Traveled with the Troops

embalming
Exhibit at the National Museum of Civil War Medicine

“As the war continued, embalming physicians followed the action. They would take over a barn or shed near the battlefield or set up a tent and embalm bodies there,” continues Dr. Lowry. “Embalming physicians instructed soldiers to bring the bodies of officers only. Their families were more likely to be able to pay for embalming and for getting the body home.”

Once a soldier was identified, the physician worked out payment with the grieving family. Some physicians were unscrupulous and charged extraordinary fees or threatened to hold the body “hostage” if the family didn’t pay.

Embalming Method Shared

On December 26, 1862, The New York Times ran a letter to the editor, written by H.W. Rivers, a surgeon and medical director of the Ninth Army Corps, Dr. Rivers pointed out that embalming was likely beyond the means of people of modest means. For that reason, he provided advice on a do-it-yourself method of body preservation.

Lincoln Embalmed

Abraham LincolnWhen President Lincoln died from a gunshot wound on April 15, 1865, Mary Lincoln knew of the treatment received by Colonel Ellsworth. She requested that Lincoln be embalmed.

The funeral train carrying his body left Washington D.C. on April 21, 1865. It stopped for public viewings in Baltimore, Harrisburg, Philadelphia, New York City, Albany, Buffalo, Cleveland, Columbus, Indianapolis, Michigan City, and Chicago.

The procession finally pulled into Springfield on the morning of Wednesday, May 3, 1865. The body was still well-preserved. (Among those who greeted the funeral train was the Lincoln family dog, Fido.)

Civil War Numbers

Though the practice of embalming established itself during the Civil War, the numbers of people who were embalmed was relatively small.  Bodies were often difficult to identify. Then getting in touch with the family could be problematic.

The carnage of many of the battles was often so vast that there was no hope of getting the majority of the men home. Communities near battlefields had little choice but to go out to help cover the dead or put them in mass graves. See Elizabeth Thorn: Burying the Dead at Gettysburg.)

Ultimately, only about 40,000 of the approximately 650,000 soldiers who died during the Civil War were embalmed.

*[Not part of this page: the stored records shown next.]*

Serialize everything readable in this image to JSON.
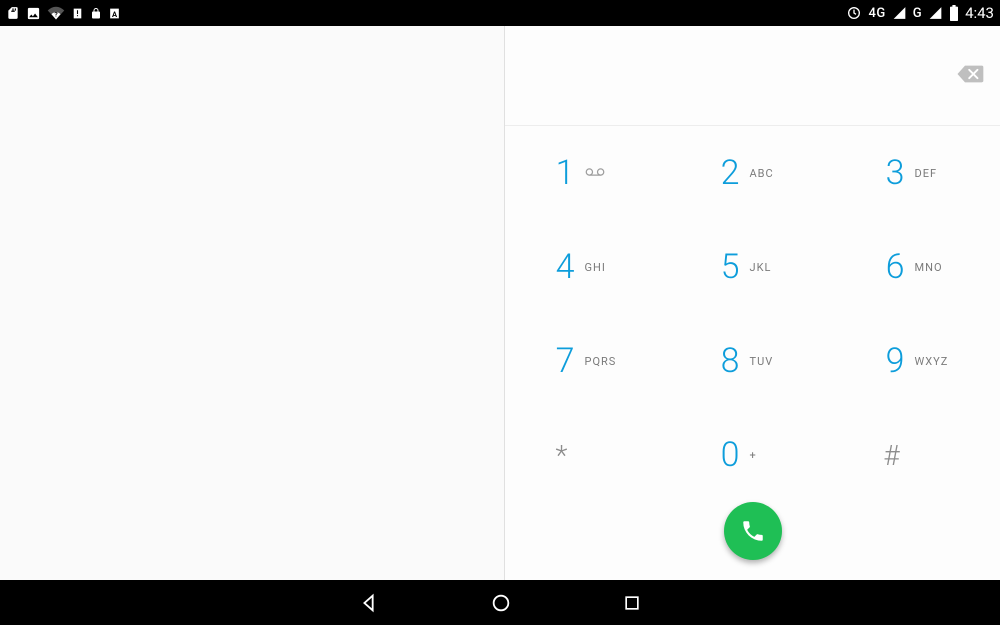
{
  "statusbar": {
    "net1": "4G",
    "net2": "G",
    "clock": "4:43"
  },
  "dialer": {
    "entered_number": "",
    "keys": [
      {
        "digit": "1",
        "letters": "",
        "voicemail": true
      },
      {
        "digit": "2",
        "letters": "ABC"
      },
      {
        "digit": "3",
        "letters": "DEF"
      },
      {
        "digit": "4",
        "letters": "GHI"
      },
      {
        "digit": "5",
        "letters": "JKL"
      },
      {
        "digit": "6",
        "letters": "MNO"
      },
      {
        "digit": "7",
        "letters": "PQRS"
      },
      {
        "digit": "8",
        "letters": "TUV"
      },
      {
        "digit": "9",
        "letters": "WXYZ"
      },
      {
        "digit": "*",
        "letters": "",
        "symbol": true
      },
      {
        "digit": "0",
        "letters": "+"
      },
      {
        "digit": "#",
        "letters": "",
        "symbol": true
      }
    ]
  }
}
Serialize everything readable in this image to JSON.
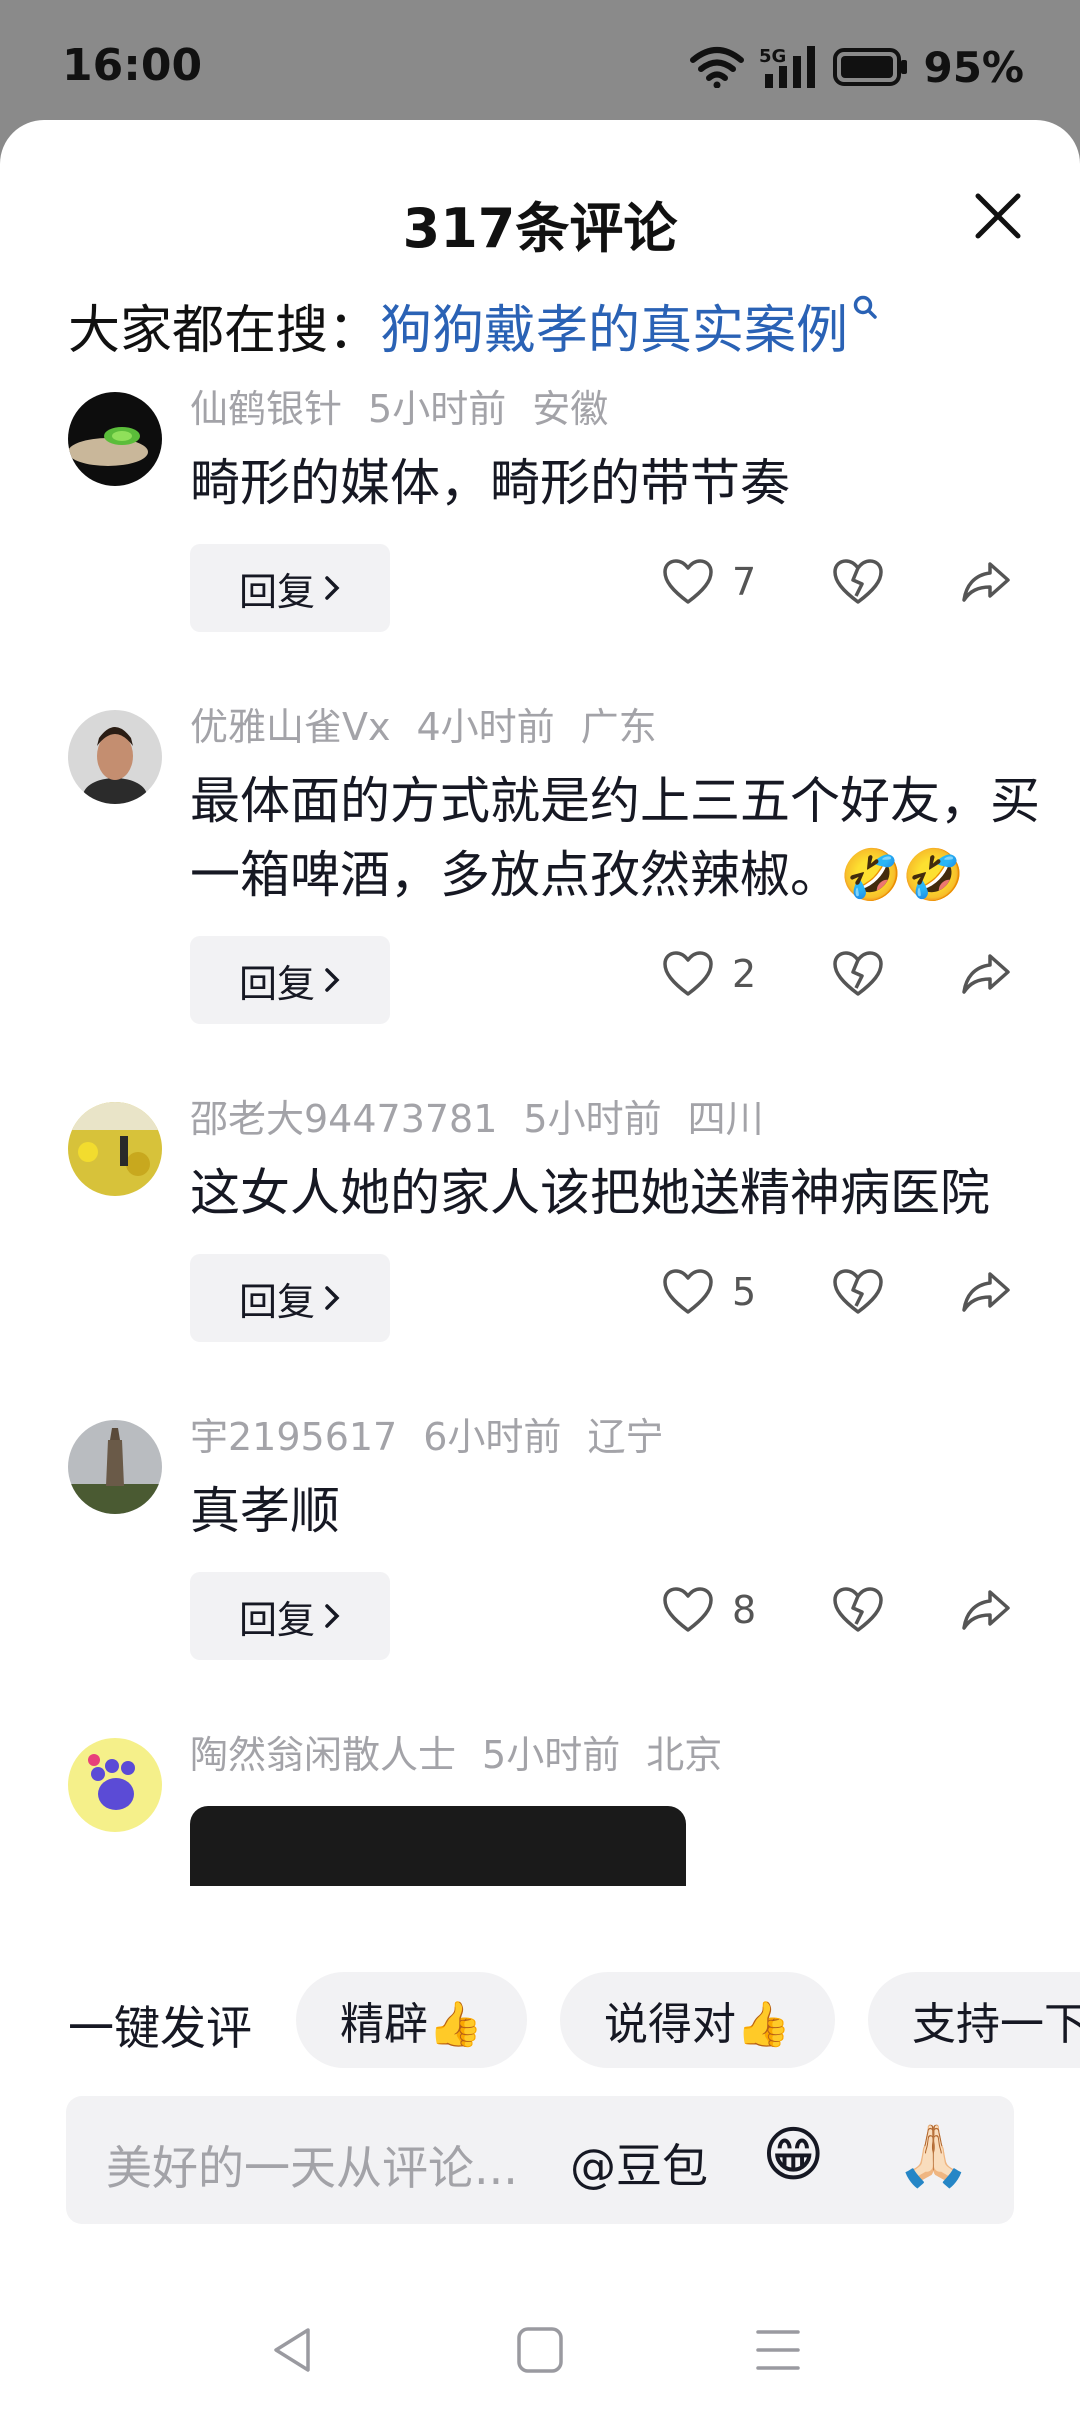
{
  "status_bar": {
    "time": "16:00",
    "network": "5G",
    "battery": "95%"
  },
  "sheet": {
    "title": "317条评论",
    "close_icon": "close-icon"
  },
  "search_hint": {
    "prefix": "大家都在搜：",
    "keyword": "狗狗戴孝的真实案例"
  },
  "comments": [
    {
      "username": "仙鹤银针",
      "time": "5小时前",
      "location": "安徽",
      "text": "畸形的媒体，畸形的带节奏",
      "reply_label": "回复",
      "likes": "7",
      "avatar_icon": "cicada-avatar"
    },
    {
      "username": "优雅山雀Vx",
      "time": "4小时前",
      "location": "广东",
      "text": "最体面的方式就是约上三五个好友，买一箱啤酒，多放点孜然辣椒。🤣🤣",
      "reply_label": "回复",
      "likes": "2",
      "avatar_icon": "man-avatar"
    },
    {
      "username": "邵老大94473781",
      "time": "5小时前",
      "location": "四川",
      "text": "这女人她的家人该把她送精神病医院",
      "reply_label": "回复",
      "likes": "5",
      "avatar_icon": "rapeseed-field-avatar"
    },
    {
      "username": "宇2195617",
      "time": "6小时前",
      "location": "辽宁",
      "text": "真孝顺",
      "reply_label": "回复",
      "likes": "8",
      "avatar_icon": "pagoda-avatar"
    },
    {
      "username": "陶然翁闲散人士",
      "time": "5小时前",
      "location": "北京",
      "avatar_icon": "paw-avatar"
    }
  ],
  "quick_comment": {
    "label": "一键发评",
    "chips": [
      "精辟👍",
      "说得对👍",
      "支持一下"
    ]
  },
  "input_bar": {
    "placeholder": "美好的一天从评论...",
    "mention": "@豆包",
    "emoji_1": "😁",
    "emoji_2": "🙏🏻"
  },
  "nav_bar": {
    "back_icon": "back-triangle-icon",
    "home_icon": "home-square-icon",
    "menu_icon": "menu-lines-icon"
  },
  "colors": {
    "link_blue": "#2a62b5",
    "meta_gray": "#a3a3a8",
    "chip_bg": "#f2f2f4"
  }
}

Embalming Numbers Dropped After War

With the end of the Civil War, the practice of embalming died out for a time. As life returned to normal, people were likely to die near home and could be buried more quickly.

blank
Frederick, Maryland

Embalming surgeons became a thing of the past until about the 1890s. At this point, undertakers began to perform these duties.

Companies hired salesmen to market embalming fluid throughout the country. Soon, they not only demonstrated the method to use for embalming, but they also sold courses through which undertakers could earn a certificate of training.  (State licensing became necessary in the 1930s.)